Garth, Scott, and I spend a lot of time together since we are always sitting out. The good news is that those guys are nice. That makes me feel extra bad when Scott comes up to bat and his dad yells at him. It’s awful! Here’s a kid who can barely walk, and his own father screams at him, “Hit the ball! What’s wrong with you? Don’t you even want to win?”
I hope one day Scott hits a line drive straight into the stands and nails his dad right on the head.
The problem is even worse when Scott is in the outfield. If Scott makes an error, his father screams, “What are you, afraid of the ball?” This is the worst thing anybody can say to a kid. Being slow, being clumsy, even making a stupid mental mistake—all of these things aren’t unforgivably embarrassing. But being Afraid of the Ball is different. If you are Afraid of the Ball, everyone thinks less of you. They think you are a wimp. They think you are not a man.
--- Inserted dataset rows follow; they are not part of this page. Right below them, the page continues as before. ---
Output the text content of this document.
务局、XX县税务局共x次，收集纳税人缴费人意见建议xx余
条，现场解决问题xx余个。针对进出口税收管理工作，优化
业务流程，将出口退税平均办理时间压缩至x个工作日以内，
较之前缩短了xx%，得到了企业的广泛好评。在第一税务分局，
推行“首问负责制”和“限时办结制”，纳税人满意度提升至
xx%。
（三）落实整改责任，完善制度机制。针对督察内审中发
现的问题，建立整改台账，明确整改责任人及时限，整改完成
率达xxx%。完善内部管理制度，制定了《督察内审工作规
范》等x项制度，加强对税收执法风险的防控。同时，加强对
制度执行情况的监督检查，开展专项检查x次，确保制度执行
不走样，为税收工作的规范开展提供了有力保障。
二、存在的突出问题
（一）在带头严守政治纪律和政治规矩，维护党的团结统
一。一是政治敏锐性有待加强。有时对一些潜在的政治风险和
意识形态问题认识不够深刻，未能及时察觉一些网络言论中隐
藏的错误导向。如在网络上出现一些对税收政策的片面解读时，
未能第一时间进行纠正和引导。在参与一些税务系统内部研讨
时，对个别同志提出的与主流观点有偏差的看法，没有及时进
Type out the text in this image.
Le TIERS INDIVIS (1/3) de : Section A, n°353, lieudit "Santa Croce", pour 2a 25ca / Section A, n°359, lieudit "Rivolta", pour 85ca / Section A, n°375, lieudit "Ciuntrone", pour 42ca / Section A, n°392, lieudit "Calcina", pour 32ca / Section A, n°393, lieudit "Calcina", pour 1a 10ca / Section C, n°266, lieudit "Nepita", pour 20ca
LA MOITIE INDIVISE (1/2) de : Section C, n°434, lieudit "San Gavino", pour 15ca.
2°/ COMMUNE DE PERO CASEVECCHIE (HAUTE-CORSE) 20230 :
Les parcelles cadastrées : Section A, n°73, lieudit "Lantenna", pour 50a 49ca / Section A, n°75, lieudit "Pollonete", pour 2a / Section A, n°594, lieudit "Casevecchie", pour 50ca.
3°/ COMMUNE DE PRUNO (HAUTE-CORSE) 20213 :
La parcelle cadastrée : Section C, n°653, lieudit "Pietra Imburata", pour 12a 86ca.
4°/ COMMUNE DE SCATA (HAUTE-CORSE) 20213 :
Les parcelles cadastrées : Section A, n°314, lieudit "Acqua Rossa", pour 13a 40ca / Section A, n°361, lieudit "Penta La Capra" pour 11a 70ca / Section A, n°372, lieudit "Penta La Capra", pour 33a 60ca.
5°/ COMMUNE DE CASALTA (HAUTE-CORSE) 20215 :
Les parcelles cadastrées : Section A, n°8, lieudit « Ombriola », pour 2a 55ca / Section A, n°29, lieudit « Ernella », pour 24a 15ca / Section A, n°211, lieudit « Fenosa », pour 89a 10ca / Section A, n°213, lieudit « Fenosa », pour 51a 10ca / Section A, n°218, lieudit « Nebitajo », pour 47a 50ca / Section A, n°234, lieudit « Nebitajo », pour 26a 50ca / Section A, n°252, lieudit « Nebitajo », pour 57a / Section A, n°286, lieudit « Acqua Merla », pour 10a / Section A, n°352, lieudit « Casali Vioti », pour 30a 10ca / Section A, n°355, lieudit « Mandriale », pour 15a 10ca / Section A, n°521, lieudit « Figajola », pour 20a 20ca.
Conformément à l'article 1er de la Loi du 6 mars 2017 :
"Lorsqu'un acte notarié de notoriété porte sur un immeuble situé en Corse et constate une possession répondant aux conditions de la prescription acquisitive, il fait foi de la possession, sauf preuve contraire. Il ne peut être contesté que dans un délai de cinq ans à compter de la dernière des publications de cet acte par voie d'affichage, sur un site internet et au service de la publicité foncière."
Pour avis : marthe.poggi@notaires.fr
I make a lot of errors in the field, too, and I have always been terrified that somebody might say I am Afraid of the Ball. I think they probably would, too, except for my excellent track record of getting hit by the pitch. Anybody who Takes One for the Team on a regular basis can’t be Afraid of the Ball. Taking One for the Team is the exact opposite of being Afraid of the Ball. In fact, when a kid gets hit by the pitch and then jogs down to first base, our coach, Mr. Dave, always slaps him on the shoulder and says, “Way to take it like a man!”
Sure, it hurts getting smashed in the kidney by a fastball. But I would rather lose a kidney than my reputation.